If you look at the sequences $\newcommand{\N}{\mathbb{N}}(a_n)_{n\in\N} :=(x_{2n})_{n\in\N}$ and $(b_n)_{n\in\N}:=(x_{2n-1})_{n\in\N}$ then you can show that both of them will converge to different limits. We start with using the recursion twice $$ x_{n+2} = (1-x_{n+1})^2 = (1-(1-x_n)^2)^2 = \dots = x_n^4 - 4x_n^3 + 4x_n^2 $$ We define the polynomial function $p(x) := x^4 - 4x^3 + 4x^2$. some curve sketching yields that this function is monoton increasing for $x\in (0,1)$. The recursion for $a_n$ and $b_n$ is given by $$ a_{n+1} = a_n^4 - 4a_n^3 + 4a_n^2, \quad a_1 = \frac{1}{4} \\ b_{n+1} = b_n^4 - 4b_n^3 + 4b_n^2, \quad b_1 = \frac{1}{2} $$ As you already said $0<x_n<1$. Clearly, this is also true for $a_n$ and $b_n$. It is straight forward to check that $b_2 > b_1$. Hence, $(b_n)_{n\in\N}$ is convergent. To evaluate the limit point you have to solve $x = p(x)$. It is easy to see that $0$ and $1$ are solutions. By polynomial division you can find the other solution by solving a quadratic equation. You will realize that only the solution $1$ can be the limit of $(b_n)_{n\in\N}$.

Since $a_n = (1-b_n)^2$, the limit of $(a_n)_{n\in\N}$ is $0$. Therefore, $(x_n)_{n\in \N}$ cannot converge.

Answer 3

Just to have a complete answer, from $x_{n+1}=f(x_n)$, where $f(x)=(1-x)^2$, we have $f'(x)=-2(1-x)$. Or $f(x)$ is descending on $[0,1]$. Sequence is bounded indeed $0\leq x_n \leq 1$, can be show using induction.
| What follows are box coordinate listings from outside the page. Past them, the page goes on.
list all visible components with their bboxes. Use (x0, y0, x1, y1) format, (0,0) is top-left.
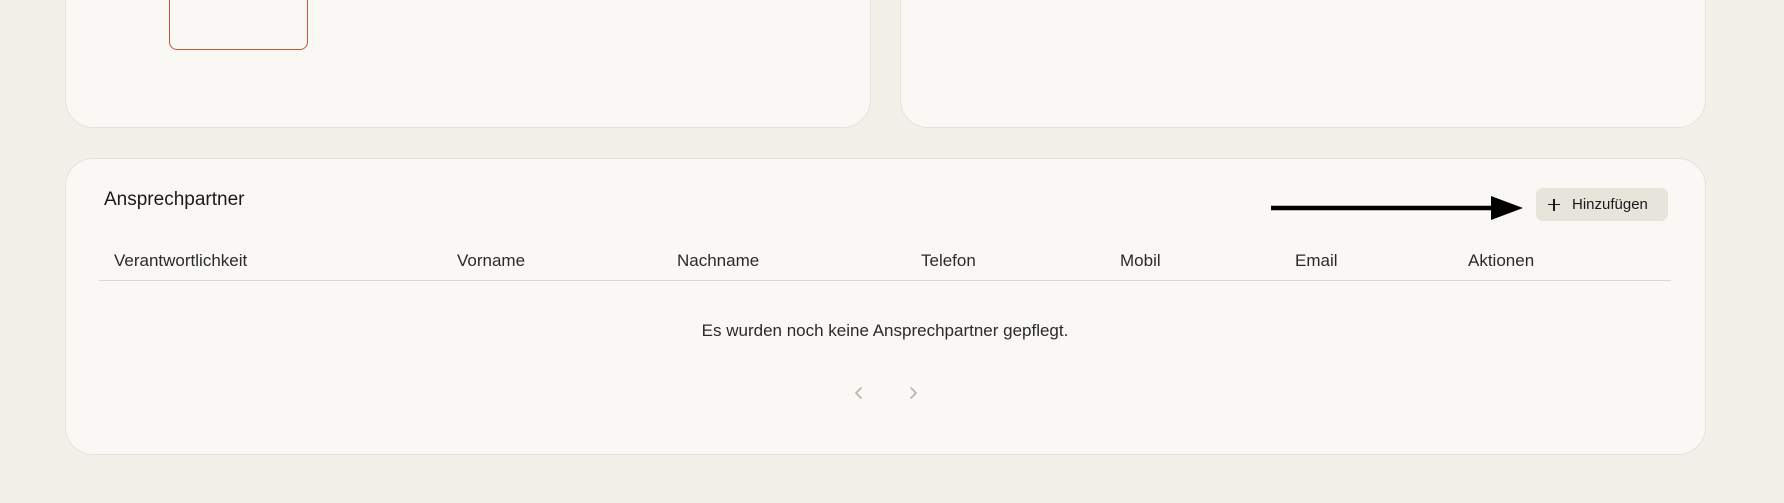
info-card (900, 0, 1706, 128)
column-header-email: Email (1295, 251, 1338, 270)
column-header-first-name: Vorname (457, 251, 526, 270)
column-header-actions: Aktionen (1468, 251, 1535, 270)
chevron-right-icon (910, 387, 917, 399)
add-file-tile[interactable] (169, 0, 308, 50)
add-contact-button[interactable]: Hinzufügen (1536, 188, 1668, 221)
arrow-right-icon (1271, 196, 1523, 220)
next-page-button[interactable] (903, 383, 923, 403)
column-header-phone: Telefon (921, 251, 976, 270)
section-title: Ansprechpartner (104, 189, 245, 210)
table-header: Verantwortlichkeit Vorname Nachname Tele… (99, 241, 1671, 281)
empty-state-message: Es wurden noch keine Ansprechpartner gep… (701, 321, 1069, 340)
previous-page-button[interactable] (849, 383, 869, 403)
column-header-last-name: Nachname (677, 251, 760, 270)
column-header-responsibility: Verantwortlichkeit (114, 251, 248, 270)
plus-icon (1548, 198, 1560, 211)
chevron-left-icon (855, 387, 862, 399)
add-contact-label: Hinzufügen (1572, 196, 1648, 213)
column-header-mobile: Mobil (1120, 251, 1161, 270)
upload-card (65, 0, 871, 128)
contacts-card: Ansprechpartner Hinzufügen Verantwortlic… (65, 158, 1706, 455)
Let's compute a few values $$x_1=\frac{1}{2} > x_2=\frac{1}{4} > x_4=\frac{49}{256}$$ $$x_1=\frac{1}{2}< x_3=\frac{9}{16} < x_5=\frac{42849}{65536}$$ and because the function $f(x)$ is descending $$f(x_2)\leq f(x_4) \iff x_3 \leq x_5 \\ f(x_3) \geq f(x_5) \iff x_4 \geq x_6 \\ f(x_4) \leq f(x_6) \iff x_5 \leq x_7 \\ ...$$ By induction, we have $$x_1>x_2>x_4\geq x_6 \geq ... \geq x_{2k} \geq ...$$ $$x_1<x_3<x_5\leq x_7 \leq ... \leq x_{2k+1} \leq ...$$ i.e. we have a decreasing subsequence $\left(x_{2k}\right)_{k\in\mathbb{N}}$ and increasing one $\left(x_{2k+1}\right)_{k\in\mathbb{N}}$ both bounded, so both these subsequences have limits $$\frac{1}{4}=x_2 \geq \lim\limits_{k\rightarrow\infty}x_{2k}$$ $$\frac{9}{16}=x_3 \leq \lim\limits_{k\rightarrow\infty}x_{2k+1}$$ and these limits are different. As a result, the original sequence is diverging.